Jens Redmer: Nous sommes attentifs à leurs critiques, nous discutons avec eux. Mais en même temps, les activités de Google Livres sont parfaitement légales dans chacun des pays où nous opérons.

- Mais vous proposez sur Internet des extraits de textes dont vous ne détenez pas les droits...

- Nous indexons en entier ces livres. Mais lorsqu'ils sont protégés par copyright, nous n'en proposons que trois paragraphes au maximum. Nous nous conformons à la loi. Et les éditeurs ou librairies qui veulent faire retirer un livre de notre service peuvent le faire en tout temps.

- Avec combien d'éditeurs travaillez-vous?

- Ils sont très nombreux, et nous faisons un effort particulier pour qu'il n'y en ait pas que des anglo-saxons. Les éditeurs sont gagnants: ils peuvent accroître leurs ventes, et au maximum 20% du contenu de leurs ouvrages est disponible en ligne.

- Combien de livres avez-vous scannés?

- Plusieurs centaines de milliers, et le potentiel est énorme: nos bibliothèques partenaires en contiennent des dizaines de millions.

- Yahoo!, Microsoft ou encore la future bibliothèque numérique européenne effectuent un travail similaire. Allez-vous coopérer?

- Microsoft nous imite, mais il ne parle que de scanner quelques centaines de milliers d'ouvrages... Notre ambition est plus grande. Mais nous pourrions collaborer avec d'autres initiatives.

- Google est accusé de créer un vaste index du savoir humain...

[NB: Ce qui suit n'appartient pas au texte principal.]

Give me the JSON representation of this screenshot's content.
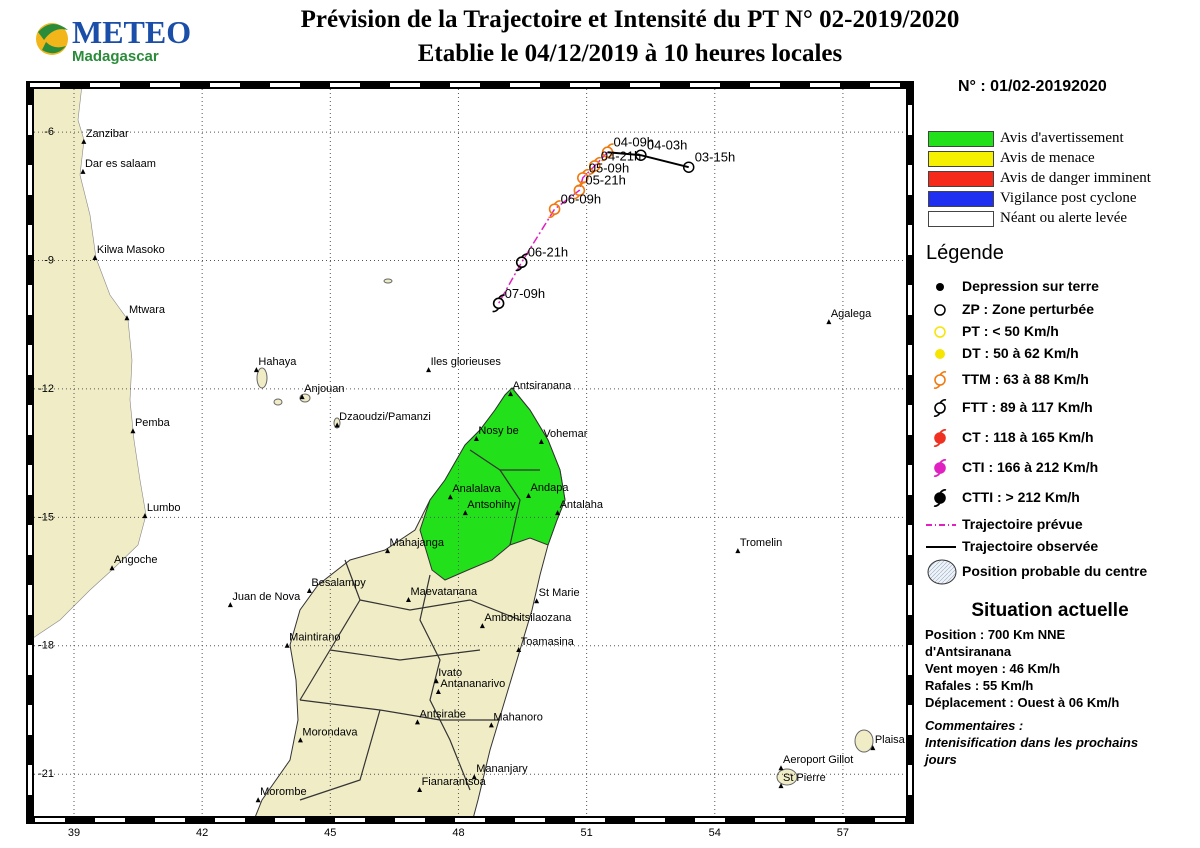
{
  "header": {
    "logo": {
      "brand": "METEO",
      "country": "Madagascar"
    },
    "title": "Prévision de la Trajectoire et Intensité du PT N° 02-2019/2020",
    "subtitle": "Etablie le 04/12/2019 à 10 heures locales"
  },
  "map": {
    "xlim": [
      37.97,
      58.57
    ],
    "ylim": [
      -22.07,
      -4.9
    ],
    "xticks": [
      39,
      42,
      45,
      48,
      51,
      54,
      57
    ],
    "yticks": [
      -6,
      -9,
      -12,
      -15,
      -18,
      -21
    ],
    "grid": true,
    "places": [
      {
        "name": "Zanzibar",
        "lon": 39.23,
        "lat": -6.23
      },
      {
        "name": "Dar es salaam",
        "lon": 39.21,
        "lat": -6.93
      },
      {
        "name": "Kilwa Masoko",
        "lon": 39.49,
        "lat": -8.94
      },
      {
        "name": "Mtwara",
        "lon": 40.24,
        "lat": -10.35
      },
      {
        "name": "Pemba",
        "lon": 40.38,
        "lat": -12.99
      },
      {
        "name": "Lumbo",
        "lon": 40.66,
        "lat": -14.97
      },
      {
        "name": "Angoche",
        "lon": 39.89,
        "lat": -16.19
      },
      {
        "name": "Hahaya",
        "lon": 43.27,
        "lat": -11.56
      },
      {
        "name": "Anjouan",
        "lon": 44.34,
        "lat": -12.19
      },
      {
        "name": "Dzaoudzi/Pamanzi",
        "lon": 45.16,
        "lat": -12.85
      },
      {
        "name": "Iles glorieuses",
        "lon": 47.3,
        "lat": -11.56
      },
      {
        "name": "Antsiranana",
        "lon": 49.22,
        "lat": -12.12
      },
      {
        "name": "Nosy be",
        "lon": 48.42,
        "lat": -13.17
      },
      {
        "name": "Vohemar",
        "lon": 49.94,
        "lat": -13.24
      },
      {
        "name": "Analalava",
        "lon": 47.81,
        "lat": -14.53
      },
      {
        "name": "Antsohihy",
        "lon": 48.16,
        "lat": -14.9
      },
      {
        "name": "Andapa",
        "lon": 49.64,
        "lat": -14.5
      },
      {
        "name": "Antalaha",
        "lon": 50.32,
        "lat": -14.9
      },
      {
        "name": "Mahajanga",
        "lon": 46.34,
        "lat": -15.79
      },
      {
        "name": "Tromelin",
        "lon": 54.54,
        "lat": -15.79
      },
      {
        "name": "Besalampy",
        "lon": 44.51,
        "lat": -16.72
      },
      {
        "name": "Maevatanana",
        "lon": 46.83,
        "lat": -16.93
      },
      {
        "name": "Juan de Nova",
        "lon": 42.66,
        "lat": -17.05
      },
      {
        "name": "St Marie",
        "lon": 49.83,
        "lat": -16.96
      },
      {
        "name": "Ambohitsilaozana",
        "lon": 48.56,
        "lat": -17.54
      },
      {
        "name": "Toamasina",
        "lon": 49.41,
        "lat": -18.1
      },
      {
        "name": "Maintirano",
        "lon": 43.99,
        "lat": -18.0
      },
      {
        "name": "Ivato",
        "lon": 47.48,
        "lat": -18.83
      },
      {
        "name": "Antananarivo",
        "lon": 47.53,
        "lat": -19.08
      },
      {
        "name": "Antsirabe",
        "lon": 47.04,
        "lat": -19.79
      },
      {
        "name": "Mahanoro",
        "lon": 48.77,
        "lat": -19.86
      },
      {
        "name": "Morondava",
        "lon": 44.3,
        "lat": -20.21
      },
      {
        "name": "Agalega",
        "lon": 56.67,
        "lat": -10.44
      },
      {
        "name": "Plaisa",
        "lon": 57.7,
        "lat": -20.39
      },
      {
        "name": "Aeroport Gillot",
        "lon": 55.55,
        "lat": -20.86
      },
      {
        "name": "St Pierre",
        "lon": 55.55,
        "lat": -21.28
      },
      {
        "name": "Mananjary",
        "lon": 48.37,
        "lat": -21.07
      },
      {
        "name": "Fianarantsoa",
        "lon": 47.09,
        "lat": -21.37
      },
      {
        "name": "Morombe",
        "lon": 43.31,
        "lat": -21.61
      }
    ],
    "observed_track": {
      "color": "#000000",
      "points": [
        {
          "label": "03-15h",
          "lon": 53.39,
          "lat": -6.82,
          "color": "#000000",
          "marker": "ring"
        },
        {
          "label": "04-03h",
          "lon": 52.27,
          "lat": -6.54,
          "color": "#000000",
          "marker": "ring"
        }
      ]
    },
    "forecast_track": {
      "color": "#e020c0",
      "points": [
        {
          "label": "04-09h",
          "lon": 51.49,
          "lat": -6.47,
          "color": "#f07a10",
          "marker": "swirl"
        },
        {
          "label": "04-21h",
          "lon": 51.19,
          "lat": -6.79,
          "color": "#f07a10",
          "marker": "swirl"
        },
        {
          "label": "05-09h",
          "lon": 50.91,
          "lat": -7.07,
          "color": "#f07a10",
          "marker": "swirl"
        },
        {
          "label": "05-21h",
          "lon": 50.83,
          "lat": -7.36,
          "color": "#f07a10",
          "marker": "swirl"
        },
        {
          "label": "06-09h",
          "lon": 50.25,
          "lat": -7.8,
          "color": "#f07a10",
          "marker": "swirl"
        },
        {
          "label": "06-21h",
          "lon": 49.48,
          "lat": -9.04,
          "color": "#000000",
          "marker": "swirl"
        },
        {
          "label": "07-09h",
          "lon": 48.94,
          "lat": -10.0,
          "color": "#000000",
          "marker": "swirl"
        }
      ]
    }
  },
  "panel": {
    "bulletin": "N° : 01/02-20192020",
    "warnings": [
      {
        "label": "Avis d'avertissement",
        "color": "#22e01a"
      },
      {
        "label": "Avis de menace",
        "color": "#f5f000"
      },
      {
        "label": "Avis de danger imminent",
        "color": "#f52a1a"
      },
      {
        "label": "Vigilance post cyclone",
        "color": "#2030f0"
      },
      {
        "label": "Néant ou alerte levée",
        "color": "#ffffff"
      }
    ],
    "legend": {
      "title": "Légende",
      "items": [
        {
          "label": "Depression sur terre",
          "marker": "dot",
          "color": "#000000"
        },
        {
          "label": "ZP : Zone perturbée",
          "marker": "ring",
          "color": "#000000"
        },
        {
          "label": "PT : < 50 Km/h",
          "marker": "ring",
          "color": "#f5e500"
        },
        {
          "label": "DT : 50 à 62 Km/h",
          "marker": "disc",
          "color": "#f5e500"
        },
        {
          "label": "TTM : 63 à 88 Km/h",
          "marker": "swirl",
          "color": "#f07a10"
        },
        {
          "label": "FTT : 89 à 117 Km/h",
          "marker": "swirl",
          "color": "#000000"
        },
        {
          "label": "CT : 118 à 165 Km/h",
          "marker": "swirl-filled",
          "color": "#f03020"
        },
        {
          "label": "CTI : 166 à 212 Km/h",
          "marker": "swirl-filled",
          "color": "#e020c0"
        },
        {
          "label": "CTTI : > 212 Km/h",
          "marker": "swirl-filled",
          "color": "#000000"
        },
        {
          "label": "Trajectoire prévue",
          "marker": "dash",
          "color": "#e020c0"
        },
        {
          "label": "Trajectoire observée",
          "marker": "line",
          "color": "#000000"
        },
        {
          "label": "Position probable du centre",
          "marker": "area",
          "color": "#c8d8ee"
        }
      ]
    },
    "situation": {
      "title": "Situation actuelle",
      "lines": [
        "Position : 700 Km NNE",
        "d'Antsiranana",
        "Vent moyen : 46 Km/h",
        "Rafales : 55 Km/h",
        "Déplacement : Ouest à 06 Km/h"
      ]
    },
    "comments": {
      "title": "Commentaires :",
      "lines": [
        "Intenisification dans les prochains",
        "jours"
      ]
    }
  }
}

- Nous ne lançons pas ce service pour gagner de l'argent. Nous voulons simplement mettre à disposition l'ensemble de ce savoir. Nous voulons aussi proposer un service complet aux internautes, pour qu'ils nous restent fidèles. Microsoft a mis du temps, mais il se réveille...

- Comment évoluera Google Livres?

- Il contiendra plus de livres, dans plus de langues. Et les éditeurs pourront directement proposer aux internautes l'entier de certains livres, contre paiement.